Но как раз разрывы между мирами служат, однако, предпосылкой и основанием их внутреннего единства. Попытка мыслить плюрализм миров как таковой, столь частая в современной философии, не удается и не может удаться, поскольку такое плюралистическое видение неизбежно приводит к построению некоторых дифференцирующих отношений между этими мирами, что далее, в свою очередь, приводит к постулированию единого мира дифференциальных отношений, который осознается как источник всех остальных миров, в результате чего их плюрализм оказывается чисто фиктивным. На деле же в основе всех миров лежит их тварность и конечность, не сводимые ни к чему другому и в то же время сообщающие всем мирам единую основу в творческом акте.

Творение мира из ничего понимается здесь таким образом со всей радикальностью. В Боге нельзя предположить наличия каких-либо идей или даже «ничто», которые бы объективировались в творении. Абсолютная трансцендентность Творца по отношению к его творению предполагает, что то «ничто», из которого творение создается, есть обозначение того, что внешне тому бытию, которым обладает творящий, но к которому творящий, так сказать, «имеет доступ». Для конечного сознания этот доступ открывается через традицию, через унаследованное знание о том, как были созданы миры, в которых он живет. Конечное сознание творит в перспективе этого знания. Но этим своим творческим актом конечное сознание указывает на творческий акт по ту сторону всего сотворенного. Таким образом снимается традиционная противоположность между утопическим и эсхатологическим сознанием.

Конечное сознание живет в мире, который всегда уже есть утопия. Если, однако, человек не удовлетворяется этим тождеством Нирваны и Сансары, в котором философия большей частью видит вершину мудрости, то только потому, что, пускаясь в проектирование новой утопии, он не столько тоскует по новому миру, по новой утопии — такая вечная тоска сделала бы человека только несчастным и есть типичный признак так называемого «несчастного сознания», — сколько стремится пережить акт творчества, идущий глубже всякого сотворенного мира, а следовательно, и того мира, который человек творит. Аутентичный утопический проект тем самым возможен только в эсхатологической перспективе, т. е. в переживании тварности и конечности всех миров. Если же утопический проект утрачивает эту эсхатологическую перспективу, то он неизбежно превращается в проект тоталитарный, т. е. в проект утвердить за каким-либо из миров значение нетварного и вечного. Тоталитарный проект часто смешивался и в теории и в практике с утопическим, так что они стали в общественном сознании почти неразличимы. Их глубокое внутреннее различие может быть, однако, увидено на примере судеб тех утопистов, которым довелось жить в созданных ими утопиях.
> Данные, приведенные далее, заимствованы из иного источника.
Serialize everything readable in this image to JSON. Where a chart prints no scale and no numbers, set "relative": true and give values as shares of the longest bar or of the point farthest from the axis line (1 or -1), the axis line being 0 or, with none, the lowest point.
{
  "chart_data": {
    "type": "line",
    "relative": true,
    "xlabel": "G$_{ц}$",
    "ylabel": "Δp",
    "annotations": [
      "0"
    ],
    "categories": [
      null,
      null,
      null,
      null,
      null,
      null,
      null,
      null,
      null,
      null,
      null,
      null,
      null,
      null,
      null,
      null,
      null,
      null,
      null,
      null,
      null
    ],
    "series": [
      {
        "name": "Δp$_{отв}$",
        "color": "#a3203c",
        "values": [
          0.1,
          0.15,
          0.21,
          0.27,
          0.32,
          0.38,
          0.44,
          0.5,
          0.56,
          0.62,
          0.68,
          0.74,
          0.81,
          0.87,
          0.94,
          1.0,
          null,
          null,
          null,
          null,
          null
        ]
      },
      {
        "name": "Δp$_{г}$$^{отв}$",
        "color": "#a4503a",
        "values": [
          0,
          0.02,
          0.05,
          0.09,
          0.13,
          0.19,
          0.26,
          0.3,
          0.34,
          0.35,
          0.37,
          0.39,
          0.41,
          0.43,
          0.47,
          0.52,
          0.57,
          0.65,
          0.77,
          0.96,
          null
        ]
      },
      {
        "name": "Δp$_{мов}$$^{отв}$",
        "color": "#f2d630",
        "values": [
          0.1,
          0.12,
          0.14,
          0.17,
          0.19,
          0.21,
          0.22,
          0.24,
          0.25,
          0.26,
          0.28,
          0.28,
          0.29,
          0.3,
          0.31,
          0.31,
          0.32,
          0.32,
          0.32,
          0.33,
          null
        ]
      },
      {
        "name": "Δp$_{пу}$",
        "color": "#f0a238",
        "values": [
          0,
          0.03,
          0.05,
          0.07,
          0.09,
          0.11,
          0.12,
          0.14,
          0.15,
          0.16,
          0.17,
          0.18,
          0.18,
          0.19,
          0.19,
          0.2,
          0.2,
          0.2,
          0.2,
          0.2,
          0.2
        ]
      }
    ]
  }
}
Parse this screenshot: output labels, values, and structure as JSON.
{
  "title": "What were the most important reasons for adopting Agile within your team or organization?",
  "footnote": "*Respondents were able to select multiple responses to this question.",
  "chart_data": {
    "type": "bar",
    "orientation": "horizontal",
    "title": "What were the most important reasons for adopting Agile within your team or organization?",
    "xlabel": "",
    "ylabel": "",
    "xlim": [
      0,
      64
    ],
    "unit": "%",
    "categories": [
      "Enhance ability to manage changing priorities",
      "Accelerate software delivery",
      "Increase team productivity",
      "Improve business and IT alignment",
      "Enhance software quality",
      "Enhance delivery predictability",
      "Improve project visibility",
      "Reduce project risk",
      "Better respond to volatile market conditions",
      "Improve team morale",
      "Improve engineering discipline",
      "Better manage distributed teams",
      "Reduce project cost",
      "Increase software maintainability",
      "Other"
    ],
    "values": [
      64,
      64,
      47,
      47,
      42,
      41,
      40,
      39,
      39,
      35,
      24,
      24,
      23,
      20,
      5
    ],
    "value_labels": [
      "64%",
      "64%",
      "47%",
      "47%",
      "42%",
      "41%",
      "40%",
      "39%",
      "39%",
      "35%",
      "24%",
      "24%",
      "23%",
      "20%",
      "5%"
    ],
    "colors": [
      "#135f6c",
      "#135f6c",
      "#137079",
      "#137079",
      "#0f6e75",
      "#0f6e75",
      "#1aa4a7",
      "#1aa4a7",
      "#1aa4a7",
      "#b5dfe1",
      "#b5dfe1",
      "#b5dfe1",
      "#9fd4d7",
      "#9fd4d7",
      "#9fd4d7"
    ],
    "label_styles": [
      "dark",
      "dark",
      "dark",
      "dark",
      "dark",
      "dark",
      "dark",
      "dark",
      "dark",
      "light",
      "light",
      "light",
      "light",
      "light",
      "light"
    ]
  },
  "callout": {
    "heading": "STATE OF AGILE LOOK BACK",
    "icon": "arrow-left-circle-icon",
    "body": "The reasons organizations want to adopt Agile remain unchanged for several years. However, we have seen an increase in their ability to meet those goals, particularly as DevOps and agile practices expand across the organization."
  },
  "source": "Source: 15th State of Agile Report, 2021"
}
И еще одно. Эсхатологическая перспектива не означает перспективу всеобщего конца, перспективу смерти. Такое понимание эсхатологии, часто встречающееся в наше время, продолжает оставаться по существу традиционно утопическим. Смерть понимается здесь как конечное откровение, как окончательное возвращение во внутреннее, в идеальность, как предельное созерцание, в котором, как учил Платон, всякая философия и всякая утопия имеют свое последнее основание — короче, как окончательный переход из топоса в у-топос. Но если у-топос и топос всегда изначально соединены, то это означает, что эсхатологическая перспектива указывает не на смерть как на последнее откровение, а на Преображение, т. е. на новый мир за пределами наличного мира, чья природа в то же время остается не в меньшей степени тварной, хотя сам переход к которому содержит в себе недвусмысленное указание на Творца.